Fluorescein Angiography

What is Fluorescein Angiography?
Fluorescein Angiography is a diagnostic procedure which uses a special camera to take a series of photographs of the retina, the light sensitive tissue in the back of the eye.

A special water-soluble dye (fluorescein) is injected into a vein in the arm. The dye travels through the veins and into the arteries which circulate throughout the body. This procedure is often confused with an X-ray angiogram where an iodine is injected into a vessel. There is no cross reaction between the fluorescein dye and the iodine dye used in other angiogram tests. If you have had a re-action to iodine dye, it does not mean you will have a reaction to the fluorescein dye. If you have ever had a fluorescein angiogram and suffered side effects from the dye, please let us know.

As the dye passes through the blood vessels of the retina, a special camera flashes a blue light into the eye and takes multiple photographs of the retina.

If the blood vessels are abnormal, the dye may leak into the retina or stain the blood vessels. Damage to the lining underneath the retina or the appearance of abnormal new blood vessels growing beneath the retina may also be revealed. The precise location of these abnormalities can be determined by a careful interpretation of the fluorescein angiogram by your ophthalmologist.

Why is Fluorescein Angiography done?
If after examining your eyes your ophthalmologist suspects abnormalities in the back of the eye, he or she may recommend fluorescein angiography. It is often done to follow the course of disease and monitor treatment results.

Diabetes, the leading cause of blindness in patients under the age of 55, can cause the blood vessels of the retina to leak fluid or blood. In some cases, these abnormalities can be treated with a laser to help prevent loss of vision.

Without the help of fluorescein angiography, your ophthalmologist would not be able to thoroughly diagnose these and other abnormalities. Knowing exactly where a leak is, for example, can guide laser treatment with pinpoint accuracy.

What are the risks of Fluorescein Angiography?
After the fluorescein dye is injected, your skin may turn yellowish for several hours. This colour disappears as the dye is filtered out of the body by the kidneys.

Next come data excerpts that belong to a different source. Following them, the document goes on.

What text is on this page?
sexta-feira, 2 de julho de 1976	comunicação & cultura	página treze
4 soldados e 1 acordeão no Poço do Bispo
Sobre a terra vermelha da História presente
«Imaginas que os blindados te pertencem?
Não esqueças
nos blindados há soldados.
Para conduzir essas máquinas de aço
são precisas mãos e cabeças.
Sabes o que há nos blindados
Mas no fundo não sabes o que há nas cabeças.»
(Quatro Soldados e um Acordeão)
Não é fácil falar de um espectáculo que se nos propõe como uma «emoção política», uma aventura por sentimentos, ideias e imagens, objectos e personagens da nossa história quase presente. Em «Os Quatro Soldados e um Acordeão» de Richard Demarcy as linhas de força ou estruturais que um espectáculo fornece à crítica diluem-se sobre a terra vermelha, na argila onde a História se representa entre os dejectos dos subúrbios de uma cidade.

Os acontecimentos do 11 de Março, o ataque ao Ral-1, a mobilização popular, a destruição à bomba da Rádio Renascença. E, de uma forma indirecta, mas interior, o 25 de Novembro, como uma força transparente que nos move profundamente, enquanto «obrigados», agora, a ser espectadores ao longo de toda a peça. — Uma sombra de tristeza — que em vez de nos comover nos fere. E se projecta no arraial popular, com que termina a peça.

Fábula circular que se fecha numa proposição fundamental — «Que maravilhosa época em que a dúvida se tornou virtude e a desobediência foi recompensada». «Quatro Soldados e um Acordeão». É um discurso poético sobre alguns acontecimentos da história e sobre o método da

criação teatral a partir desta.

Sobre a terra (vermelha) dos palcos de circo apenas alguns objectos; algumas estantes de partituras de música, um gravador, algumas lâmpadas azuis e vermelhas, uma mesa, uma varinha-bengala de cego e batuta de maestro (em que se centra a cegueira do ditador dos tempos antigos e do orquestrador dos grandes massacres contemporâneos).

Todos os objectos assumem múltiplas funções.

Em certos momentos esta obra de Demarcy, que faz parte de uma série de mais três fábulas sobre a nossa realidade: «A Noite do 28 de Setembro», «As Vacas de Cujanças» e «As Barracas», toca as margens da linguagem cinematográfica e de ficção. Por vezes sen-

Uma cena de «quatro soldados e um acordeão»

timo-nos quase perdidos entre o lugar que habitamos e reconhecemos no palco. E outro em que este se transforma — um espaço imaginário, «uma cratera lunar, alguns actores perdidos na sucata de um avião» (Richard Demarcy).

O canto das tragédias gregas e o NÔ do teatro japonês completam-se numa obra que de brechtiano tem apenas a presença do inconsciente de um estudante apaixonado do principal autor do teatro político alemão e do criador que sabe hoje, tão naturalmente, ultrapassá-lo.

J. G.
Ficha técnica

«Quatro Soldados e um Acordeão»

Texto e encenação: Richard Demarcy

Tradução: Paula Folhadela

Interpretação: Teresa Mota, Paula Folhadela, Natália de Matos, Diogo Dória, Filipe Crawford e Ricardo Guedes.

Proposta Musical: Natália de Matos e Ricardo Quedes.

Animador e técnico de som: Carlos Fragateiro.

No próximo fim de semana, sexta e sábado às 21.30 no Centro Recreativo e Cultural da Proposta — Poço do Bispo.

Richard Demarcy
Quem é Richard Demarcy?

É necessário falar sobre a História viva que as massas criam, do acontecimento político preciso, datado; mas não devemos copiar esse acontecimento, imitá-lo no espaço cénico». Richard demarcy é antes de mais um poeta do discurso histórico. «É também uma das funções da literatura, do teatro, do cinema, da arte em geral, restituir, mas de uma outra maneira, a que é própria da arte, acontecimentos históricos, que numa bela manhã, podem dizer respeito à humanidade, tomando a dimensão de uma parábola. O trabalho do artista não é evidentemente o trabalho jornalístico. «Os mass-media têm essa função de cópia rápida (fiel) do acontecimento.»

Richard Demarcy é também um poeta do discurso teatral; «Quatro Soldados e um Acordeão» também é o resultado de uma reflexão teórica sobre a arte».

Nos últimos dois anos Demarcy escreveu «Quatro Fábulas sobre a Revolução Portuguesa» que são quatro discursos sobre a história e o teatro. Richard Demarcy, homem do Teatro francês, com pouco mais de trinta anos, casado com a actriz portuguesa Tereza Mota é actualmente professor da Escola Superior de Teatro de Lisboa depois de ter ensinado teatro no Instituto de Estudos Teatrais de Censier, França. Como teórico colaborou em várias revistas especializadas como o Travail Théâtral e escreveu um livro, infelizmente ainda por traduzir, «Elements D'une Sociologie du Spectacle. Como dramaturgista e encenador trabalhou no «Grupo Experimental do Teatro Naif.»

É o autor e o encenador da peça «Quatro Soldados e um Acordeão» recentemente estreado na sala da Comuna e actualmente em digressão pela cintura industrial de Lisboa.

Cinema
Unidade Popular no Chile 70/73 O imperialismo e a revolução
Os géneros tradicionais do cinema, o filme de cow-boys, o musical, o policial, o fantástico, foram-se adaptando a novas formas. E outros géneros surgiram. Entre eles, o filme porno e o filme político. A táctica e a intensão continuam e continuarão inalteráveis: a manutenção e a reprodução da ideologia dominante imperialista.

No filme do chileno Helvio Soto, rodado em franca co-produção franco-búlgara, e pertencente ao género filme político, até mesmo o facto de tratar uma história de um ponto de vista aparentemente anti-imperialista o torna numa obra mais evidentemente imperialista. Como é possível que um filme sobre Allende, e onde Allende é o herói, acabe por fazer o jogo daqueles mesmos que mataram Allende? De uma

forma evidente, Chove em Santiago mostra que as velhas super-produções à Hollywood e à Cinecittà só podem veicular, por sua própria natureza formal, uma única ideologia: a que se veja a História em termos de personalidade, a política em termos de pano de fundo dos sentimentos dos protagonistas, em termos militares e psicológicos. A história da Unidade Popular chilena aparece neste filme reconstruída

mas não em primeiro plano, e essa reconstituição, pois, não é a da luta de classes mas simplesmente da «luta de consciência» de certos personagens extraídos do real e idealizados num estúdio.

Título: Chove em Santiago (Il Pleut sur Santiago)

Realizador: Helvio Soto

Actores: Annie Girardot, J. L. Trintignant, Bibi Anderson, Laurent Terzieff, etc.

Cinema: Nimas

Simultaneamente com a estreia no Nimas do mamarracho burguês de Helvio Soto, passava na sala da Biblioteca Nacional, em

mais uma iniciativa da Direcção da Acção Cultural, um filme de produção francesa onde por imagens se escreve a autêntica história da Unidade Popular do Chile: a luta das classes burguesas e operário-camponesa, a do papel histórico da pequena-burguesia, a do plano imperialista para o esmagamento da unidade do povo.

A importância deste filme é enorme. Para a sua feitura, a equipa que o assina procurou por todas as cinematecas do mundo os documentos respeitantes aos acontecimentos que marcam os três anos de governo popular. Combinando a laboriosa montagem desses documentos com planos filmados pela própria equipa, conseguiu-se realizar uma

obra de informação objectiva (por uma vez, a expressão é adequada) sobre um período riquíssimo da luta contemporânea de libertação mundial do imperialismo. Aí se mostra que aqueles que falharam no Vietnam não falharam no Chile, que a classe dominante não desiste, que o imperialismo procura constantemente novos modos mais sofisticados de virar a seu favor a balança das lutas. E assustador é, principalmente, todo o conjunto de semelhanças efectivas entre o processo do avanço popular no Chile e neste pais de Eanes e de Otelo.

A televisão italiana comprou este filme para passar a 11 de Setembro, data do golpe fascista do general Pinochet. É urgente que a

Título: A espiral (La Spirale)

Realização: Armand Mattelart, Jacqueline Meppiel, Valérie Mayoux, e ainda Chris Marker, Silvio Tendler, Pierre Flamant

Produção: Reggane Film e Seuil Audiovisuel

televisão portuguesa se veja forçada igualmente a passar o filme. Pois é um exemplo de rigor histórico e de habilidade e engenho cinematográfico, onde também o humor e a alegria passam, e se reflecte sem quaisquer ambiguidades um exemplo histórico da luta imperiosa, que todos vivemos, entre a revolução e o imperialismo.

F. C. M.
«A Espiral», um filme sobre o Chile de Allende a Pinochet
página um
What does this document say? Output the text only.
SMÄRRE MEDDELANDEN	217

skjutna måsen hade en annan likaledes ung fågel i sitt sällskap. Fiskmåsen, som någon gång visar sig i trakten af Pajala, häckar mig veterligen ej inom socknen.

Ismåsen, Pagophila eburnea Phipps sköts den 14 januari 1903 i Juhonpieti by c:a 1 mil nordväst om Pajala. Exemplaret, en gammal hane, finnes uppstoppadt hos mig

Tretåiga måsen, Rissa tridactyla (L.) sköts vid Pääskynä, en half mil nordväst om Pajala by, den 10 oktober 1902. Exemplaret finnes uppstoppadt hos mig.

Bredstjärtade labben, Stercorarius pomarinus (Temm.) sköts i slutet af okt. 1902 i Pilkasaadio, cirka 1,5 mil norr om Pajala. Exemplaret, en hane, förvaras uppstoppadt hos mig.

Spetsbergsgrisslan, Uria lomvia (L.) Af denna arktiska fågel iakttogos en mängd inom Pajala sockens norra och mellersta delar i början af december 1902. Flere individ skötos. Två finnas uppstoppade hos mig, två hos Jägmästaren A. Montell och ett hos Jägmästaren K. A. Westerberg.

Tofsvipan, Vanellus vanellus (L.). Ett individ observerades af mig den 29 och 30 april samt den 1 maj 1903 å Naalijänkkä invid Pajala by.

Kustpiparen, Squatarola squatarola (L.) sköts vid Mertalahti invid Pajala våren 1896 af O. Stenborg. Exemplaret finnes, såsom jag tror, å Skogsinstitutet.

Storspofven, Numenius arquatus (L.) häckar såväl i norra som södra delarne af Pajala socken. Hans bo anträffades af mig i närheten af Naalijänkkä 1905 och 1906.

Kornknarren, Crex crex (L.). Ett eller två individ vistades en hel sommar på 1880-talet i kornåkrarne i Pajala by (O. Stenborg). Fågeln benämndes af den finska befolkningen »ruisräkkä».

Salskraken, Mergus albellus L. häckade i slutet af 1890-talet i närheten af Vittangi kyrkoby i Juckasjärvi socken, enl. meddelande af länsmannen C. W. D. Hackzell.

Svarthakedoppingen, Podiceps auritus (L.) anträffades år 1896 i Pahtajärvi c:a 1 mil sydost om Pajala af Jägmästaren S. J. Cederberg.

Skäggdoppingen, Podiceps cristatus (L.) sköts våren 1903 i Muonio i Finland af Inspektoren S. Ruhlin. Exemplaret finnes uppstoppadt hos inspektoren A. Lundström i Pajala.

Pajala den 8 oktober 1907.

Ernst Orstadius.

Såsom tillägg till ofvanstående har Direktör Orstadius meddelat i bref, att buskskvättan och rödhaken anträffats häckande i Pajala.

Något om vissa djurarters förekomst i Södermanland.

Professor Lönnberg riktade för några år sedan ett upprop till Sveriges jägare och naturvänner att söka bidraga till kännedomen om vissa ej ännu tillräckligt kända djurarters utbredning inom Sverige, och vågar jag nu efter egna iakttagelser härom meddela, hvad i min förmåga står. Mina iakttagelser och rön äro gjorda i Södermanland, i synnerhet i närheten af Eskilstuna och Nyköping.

Because the dye is removed by the kidneys, your urine will turn dark orange for up to 24 hours following the test.

Some individuals may experience slight nausea during the procedure, but this usually passes within a few seconds. If the dye leaks out of a fragile vein during the injection, some localized burning and yellow staining of the skin occurs. This burning usually lasts only a few minutes and the staining will go away in a few days.

Allergic reactions to fluorescein dye are rare. If they occur, they may cause a skin rash and itching. This is usually treated with oral or injectable antihistamines, depending on the severity of the symptoms. Even more rarely, severe allergic reactions (anaphylaxis) can occur and be life threatening. The chance of life threatening reactions occurring is 1 in 250,000. Should you experience a reaction after your angiogram, call your doctor or proceed to the nearest health care centre.


Because the most common side effect is nausea / vomiting, you are required to fast two (2) hours prior to this test.

If you are a diabetic, please eat a full meal 2 hours prior to the test and take your regular dose of insulin or diabetic medication. Please do not skip a meal. During the 2 hours prior to the test you can drink clear fluids (water) but please do not eat solid food.

Please report to the Admissions Department, located on the main floor of the hospital, for registration. The whole test from the time you come to the Admissions Department unitl you leave is approximately 2 to 3 hours.